The National Institutes of Health (NIH) and National Science Foundation (NSF) are teaming up to help researchers commercialize new biomedical discoveries. Researchers who are part of the new I-Corps at NIH pilot program will participate in a nine-week boot camp where they will meet with business experts and potential customers. I-Corps at NIH is the newest outgrowth of the NSF's Innovation Corps (I-Corps) private-public partnership program, which helps commercialize selected federally funded research projects.

The I-Corps at NIH "boot camp" will provide researchers with training and mentorship from experts in the biomedical industry. Participants will learn how to protect their intellectual property and "how to build scalable business models around new technologies they're developing for the detection and treatment of disease," according to Michael Weingarten, who directs the National Cancer Institute's Small Business Innovation Research Development Center. They also will have the opportunity to interact with potential customers, which will help researchers validate the potential commercial possibilities for their discoveries.

Steve Blank, who developed the original NSF I-Corps curriculum and is involved in creating the I-Corps at NIH program, explains why he thinks this type of program is needed on his blog. The gist is that the traditional view of how translational medicine works is inaccurate. The common view is that researchers first collect ample data showing that their discovery is potentially therapeutically useful, after which the innovation moves into the commercialization phase. According to Blank, the reality is that commercial questions, such as "Is this product clinically useful?" or "Who are the customers?" can actually impact the biological hypotheses, and testing these hypotheses may mean returning to the lab. That is why Blank, and the I-Corps program, suggest that technology development and commercialization occur simultaneously (as shown on a nice flowchart on his blog).
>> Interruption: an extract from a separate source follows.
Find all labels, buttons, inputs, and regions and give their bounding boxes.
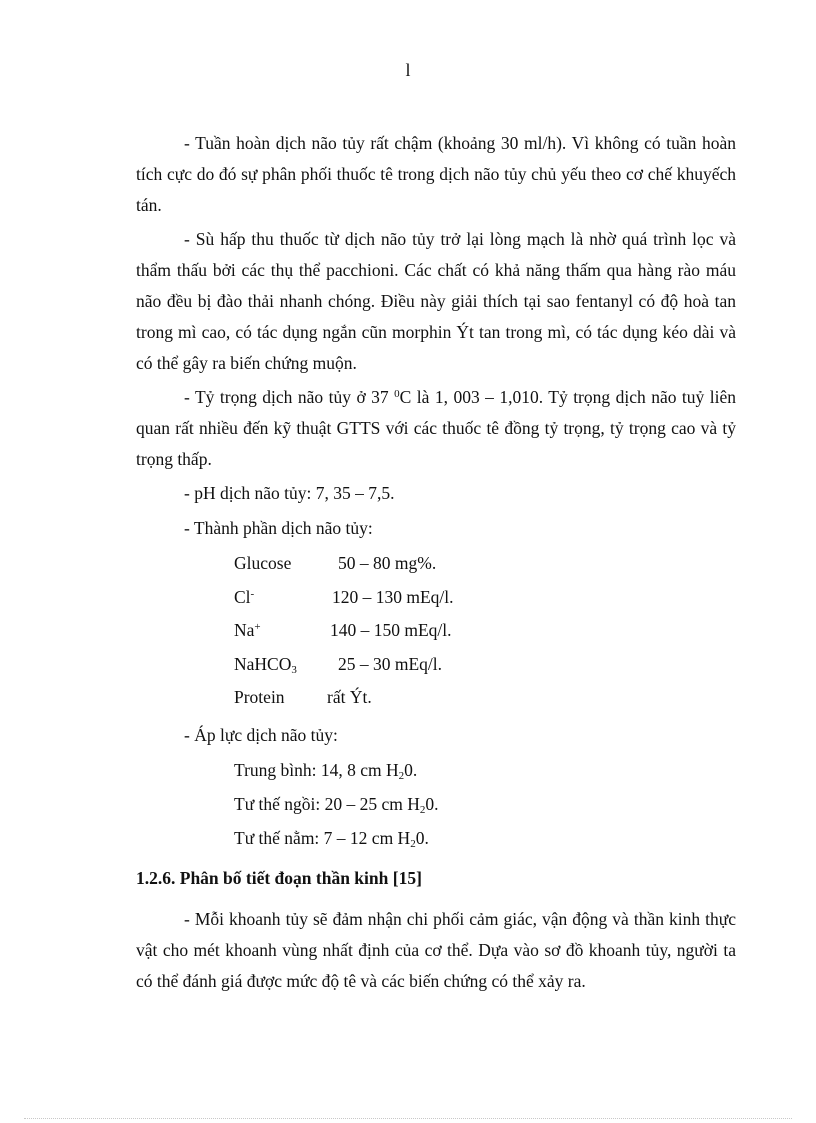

Biomedical researchers who have Small Business Innovation Research and Small Business Technology Transfer "phase one" awards through one of the NIH's participating agencies can apply for the I-Corps at NIH program. The fall 2014 pilot will include 24 groups. Participating agencies are the National Cancer Institute, the National Heart, Lung and Blood Institute, the National Institute of Neurological Disorders and Stroke, and the National Center for Advancing Translational Sciences.

The I-Corps at NIH program is intriguing. It also has a high potential for success because it is built off the existing NSF program, which has trained more than 300 groups with resulting product developments ranging from a treatment for dry mouth [pdf] to new microdisplay technology. Expanding this success into health-related research makes a lot of sense. Certainly any program that can help expedite the process of getting potentially lifesaving discoveries into the hands of patients is a good thing. Indeed, it might be fruitful for an I-Corps-like program to target research that is in earlier stages, especially given Blank's idea that commercialization and research are iterative processes. Perhaps giving researchers exposure to how the biomedical marketplace works early on could lead to even more translational discoveries.